Le pape, entre les siens, dans la Grande Île.

En visite officielle jusqu’à aujourd’hui, le pape n’a pas manqué de renouveler ses messages 
de paix et de rencontrer, dans la foulée, l’ancien président Fidel Castro.

Avec la croix mais sans bannière, le pape devait, une nouvelle fois, officier hier dans la province de Holguin après une première messe, la veille, sur la place de la Révolution, à La Havane. À cette occasion, Jorge Mario Bergoglio a adressé plusieurs messages. Tout d’abord sous la forme d’un hommage au peuple cubain, « un peuple qui a le sens de la fête, de l’amitié, de la beauté ». « C’est un peuple qui a des blessures mais qui sait ouvrir les bras, qui marche avec espérance, parce que sa vocation a de la grandeur », a-t-il déclaré devant la foule.

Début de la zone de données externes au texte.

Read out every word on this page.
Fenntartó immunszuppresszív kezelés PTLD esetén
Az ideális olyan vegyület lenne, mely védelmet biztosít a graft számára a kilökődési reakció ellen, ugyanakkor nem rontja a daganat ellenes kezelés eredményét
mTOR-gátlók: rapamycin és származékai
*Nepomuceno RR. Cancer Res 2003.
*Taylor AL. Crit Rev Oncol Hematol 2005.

Il n’a pas manqué non plus de s’adresser à la jeunesse, a relevé l’agence de presse Prensa Latina, en l’enjoignant de « rêver, de forger une amitié sociale, et de construire une culture de la rencontre ». « Parfois, nous rêvons de choses qui n’arriveront jamais, mais vous pouvez le souhaiter, chercher des horizons, et vous ouvrir », a-t-il imagé. Il a aussi été question de paix, à l’adresse de la Colombie, alors que Cuba accueille les pourparlers entre le gouvernement de droite de Juan Manuel Santos et la guérilla des Forces armées révolutionnaires de Colombie (Farc). Mais il aura été surtout question de la normalisation des relations entre La Havane et Washington, en décembre 2014.

Le Vatican, et singulièrement ce pape, ayant œuvré au rapprochement entre les deux pays. Dès son arrivée dans la Grande Île, le jésuite argentin, qui a été accueilli par le président Raul Castro, n’a pas manqué de souligner cet événement diplomatique après plus d’un demi-siècle de guerre déclarée par la Maison-Blanche : « Depuis plusieurs mois nous sommes les témoins d’un événement qui nous remplit d’espoir : le processus de normalisation des relations entre deux peuples, après des années d’éloignement.

Ce processus est un symbole de la victoire de la culture de la rencontre, du dialogue. J’encourage les responsables politiques à continuer à avancer sur ce chemin et à développer toutes leurs potentialités comme preuve du noble service qu’ils sont appelés à prêter en faveur de la paix et le bien-être de leurs peuples et de toute l’Amérique et comme un exemple de réconciliation pour le monde entier. Le monde a besoin de réconciliation, au milieu de cette ambiance de 3e guerre mondiale par étapes à laquelle nous sommes en train d’assister », a-t-il relevé. De son côté, Raul Castro n’a pas manqué de remercier le pape pour ses bons offices, non sans rappeler que la normalisation ne sera pleine et entière qu’une fois le blocus économique levé. « Un blocus cruel, immoral et illégal », a-t-il précisé.

Mais, hier encore, et au grand dam d’une certaine presse, l’un des événements de la première journée de cette visite papale aura été la rencontre entre Jorge Mario Bergoglio et l’ancien chef de l’État, Fidel Castro, à son domicile, qui ont échangé sur les grands enjeux planétaires tels que le climat, la pauvreté, et, bien sûr, la paix, selon un communiqué officiel. Le père de la révolution cubaine en a profité pour offrir au pape un exemplaire de la première édition, datant de 1985, du livre Fidel et la religion, du prêtre brésilien dominicain Frei Betto, célèbre pour avoir démystifié les trop nombreux lieux communs existant sur la foi dans la Grande Île.